New drugs in pipeline offer 'hope' for advanced cancer paitents
Pioneering immunotherapy drugs could soon be offering new hope to patients with hard-to-treat advanced cancers.
Early clinical trials of one experimental agent, nivolumab, have proved so promising that an application to “fast track” its use for lung cancer is being made in the US.
Another drug, ipilimumab, is already marketed in the UK for melanoma, or malignant skin cancer.

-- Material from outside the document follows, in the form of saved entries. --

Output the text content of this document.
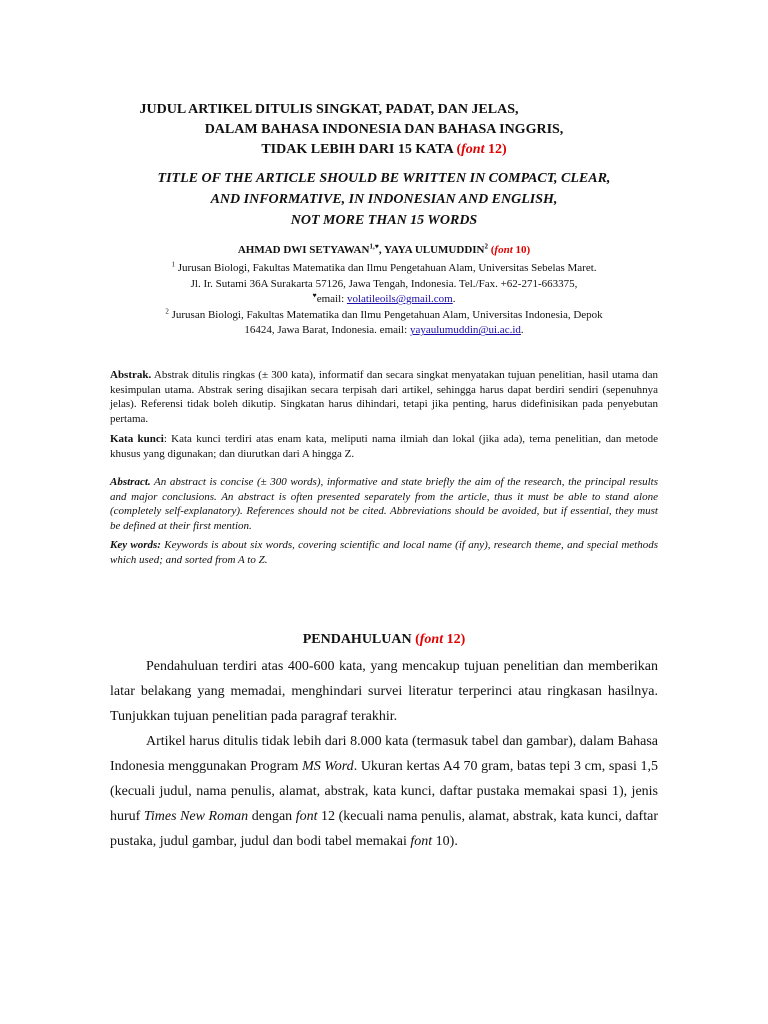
JUDUL ARTIKEL DITULIS SINGKAT, PADAT, DAN JELAS,
DALAM BAHASA INDONESIA DAN BAHASA INGGRIS,
TIDAK LEBIH DARI 15 KATA (font 12)
TITLE OF THE ARTICLE SHOULD BE WRITTEN IN COMPACT, CLEAR,
AND INFORMATIVE, IN INDONESIAN AND ENGLISH,
NOT MORE THAN 15 WORDS
AHMAD DWI $SETYAWAN^{1,♥}$, YAYA ULUMUDDIN$^2$ (font 10)
$^1$ Jurusan Biologi, Fakultas Matematika dan Ilmu Pengetahuan Alam, Universitas Sebelas Maret.
Jl. Ir. Sutami 36A Surakarta 57126, Jawa Tengah, Indonesia. Tel./Fax. +62-271-663375,
♥email: volatileoils@gmail.com.
$^2$ Jurusan Biologi, Fakultas Matematika dan Ilmu Pengetahuan Alam, Universitas Indonesia, Depok
16424, Jawa Barat, Indonesia. email: yayaulumuddin@ui.ac.id.
Abstrak. Abstrak ditulis ringkas (± 300 kata), informatif dan secara singkat menyatakan tujuan penelitian, hasil utama dan kesimpulan utama. Abstrak sering disajikan secara terpisah dari artikel, sehingga harus dapat berdiri sendiri (sepenuhnya jelas). Referensi tidak boleh dikutip. Singkatan harus dihindari, tetapi jika penting, harus didefinisikan pada penyebutan pertama.
Kata kunci: Kata kunci terdiri atas enam kata, meliputi nama ilmiah dan lokal (jika ada), tema penelitian, dan metode khusus yang digunakan; dan diurutkan dari A hingga Z.
Abstract. An abstract is concise (± 300 words), informative and state briefly the aim of the research, the principal results and major conclusions. An abstract is often presented separately from the article, thus it must be able to stand alone (completely self-explanatory). References should not be cited. Abbreviations should be avoided, but if essential, they must be defined at their first mention.
Key words: Keywords is about six words, covering scientific and local name (if any), research theme, and special methods which used; and sorted from A to Z.
PENDAHULUAN (font 12)
Pendahuluan terdiri atas 400-600 kata, yang mencakup tujuan penelitian dan memberikan latar belakang yang memadai, menghindari survei literatur terperinci atau ringkasan hasilnya. Tunjukkan tujuan penelitian pada paragraf terakhir.
Artikel harus ditulis tidak lebih dari 8.000 kata (termasuk tabel dan gambar), dalam Bahasa Indonesia menggunakan Program MS Word. Ukuran kertas A4 70 gram, batas tepi 3 cm, spasi 1,5 (kecuali judul, nama penulis, alamat, abstrak, kata kunci, daftar pustaka memakai spasi 1), jenis huruf Times New Roman dengan font 12 (kecuali nama penulis, alamat, abstrak, kata kunci, daftar pustaka, judul gambar, judul dan bodi tabel memakai font 10).
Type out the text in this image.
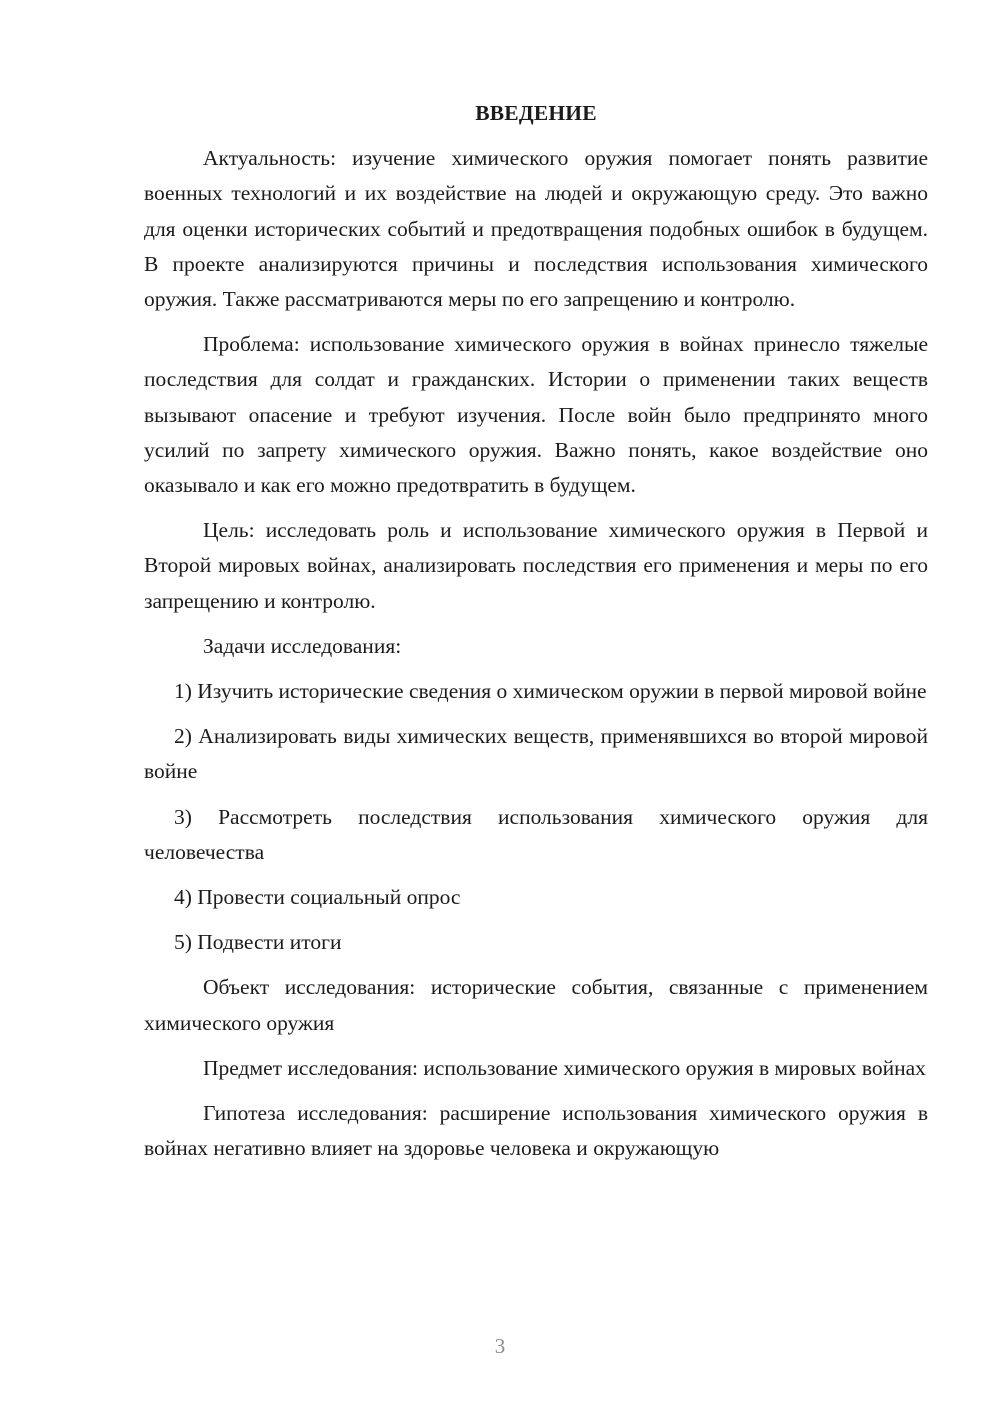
ВВЕДЕНИЕ

Актуальность: изучение химического оружия помогает понять развитие военных технологий и их воздействие на людей и окружающую среду. Это важно для оценки исторических событий и предотвращения подобных ошибок в будущем. В проекте анализируются причины и последствия использования химического оружия. Также рассматриваются меры по его запрещению и контролю.

Проблема: использование химического оружия в войнах принесло тяжелые последствия для солдат и гражданских. Истории о применении таких веществ вызывают опасение и требуют изучения. После войн было предпринято много усилий по запрету химического оружия. Важно понять, какое воздействие оно оказывало и как его можно предотвратить в будущем.

Цель: исследовать роль и использование химического оружия в Первой и Второй мировых войнах, анализировать последствия его применения и меры по его запрещению и контролю.

Задачи исследования:

1) Изучить исторические сведения о химическом оружии в первой мировой войне

2) Анализировать виды химических веществ, применявшихся во второй мировой войне

3) Рассмотреть последствия использования химического оружия для человечества

4) Провести социальный опрос

5) Подвести итоги

Объект исследования: исторические события, связанные с применением химического оружия

Предмет исследования: использование химического оружия в мировых войнах

Гипотеза исследования: расширение использования химического оружия в войнах негативно влияет на здоровье человека и окружающую

3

New data to be presented later this month indicates that nivolumab can significantly improve the survival of patients with advanced melanoma, lung and kidney cancers.
Both drugs are produced by the pharmaceutical company Bristol Myers Squibb (BMS) , which has invested heavily in immune-based treatments for cancer.
“The quality of survival that we’re seeing with immune-based therapies is very promising”
A further two agents from the same BMS stable have now entered clinical trials.
The drugs work in different ways but share the same goal − to help a patient’s own immune system fight cancer.
Cancers have a sinister ability to disarm elements of the immune system through biological pathways known as “immune checkpoints”.
The new therapies suppress these pathways, allowing immune cells to recognise, attack and destroy the tumours.
An important aspect of the current and planned research involves investigating combinations of the drugs.
Dr Michael Giordano, head of global development for oncology at BMS, said: “In my view, immunotherapy will represent a treatment option that has the potential for multiple tumour types and will give patients hope and potentially the expectation of long-term survival.
“That’s what I’m excited about,” he said. “The data to date are supporting the view that we can achieve that goal, because we’re seeing activity across multiple tumour types including lung cancer, renal (kidney) cancer, and melanoma.
“And these are advanced, metastatic (spreading) cancers.”
Dr Giordano was speaking as BMS prepares to present results from a battery of trials at the annual meeting of the American Society of Clinical Oncology taking place in Chicago.
He said one of the most ground-breaking looked at using ipilimumab to prevent relapse after surgery.
“These are important results because they extend the potential for therapy to situations where there is minimal or no tumour present,” Dr Giordano said.
The new nivolumab data showed two year survival for heavily pre-treated melanoma with almost half of patients responding to treatment.
More than half of non-small cell lung cancer patients previously treated with three or more therapies also survived two years after receiving the drug.
Up to 71% of patients with advanced kidney cancer who had previously been treated with drugs that target tumour blood vessels lived a year with the treatment.
All were “end-of-the-line” patients who had been given only weeks or months to live.
The promising early results have allowed BMS to seek accelerated regulatory approval for nivolumab in the US.
A “rolling submission” staged application process has now started aimed at making the drug available as a third-line therapy for advanced lung cancer that has failed to respond to two previous treatments.
Talks are also taking place with European regulators with a view to licensing the drug for lung cancer and melanoma in the EU.
Nivolumab works by blocking a protein called programmed cell death 1 (PD-1) which when activated kills or neutralises immune system T-cells.
Many cancer cells make the agent that activates PD-1, thereby shielding themselves from T-cell attack.
Since PD-1 also acts as a vital “brake” on the immune system, suppressing it can lead to unwanted inflammatory side effects.
These can be overcome with anti-inflammatory drugs, Dr Giordano said.
“Most oncologists would say the type of side effects is different, but the severity is something they would find manageable,” he added.
“The quality of survival that we’re seeing with immune-based therapies is very promising.”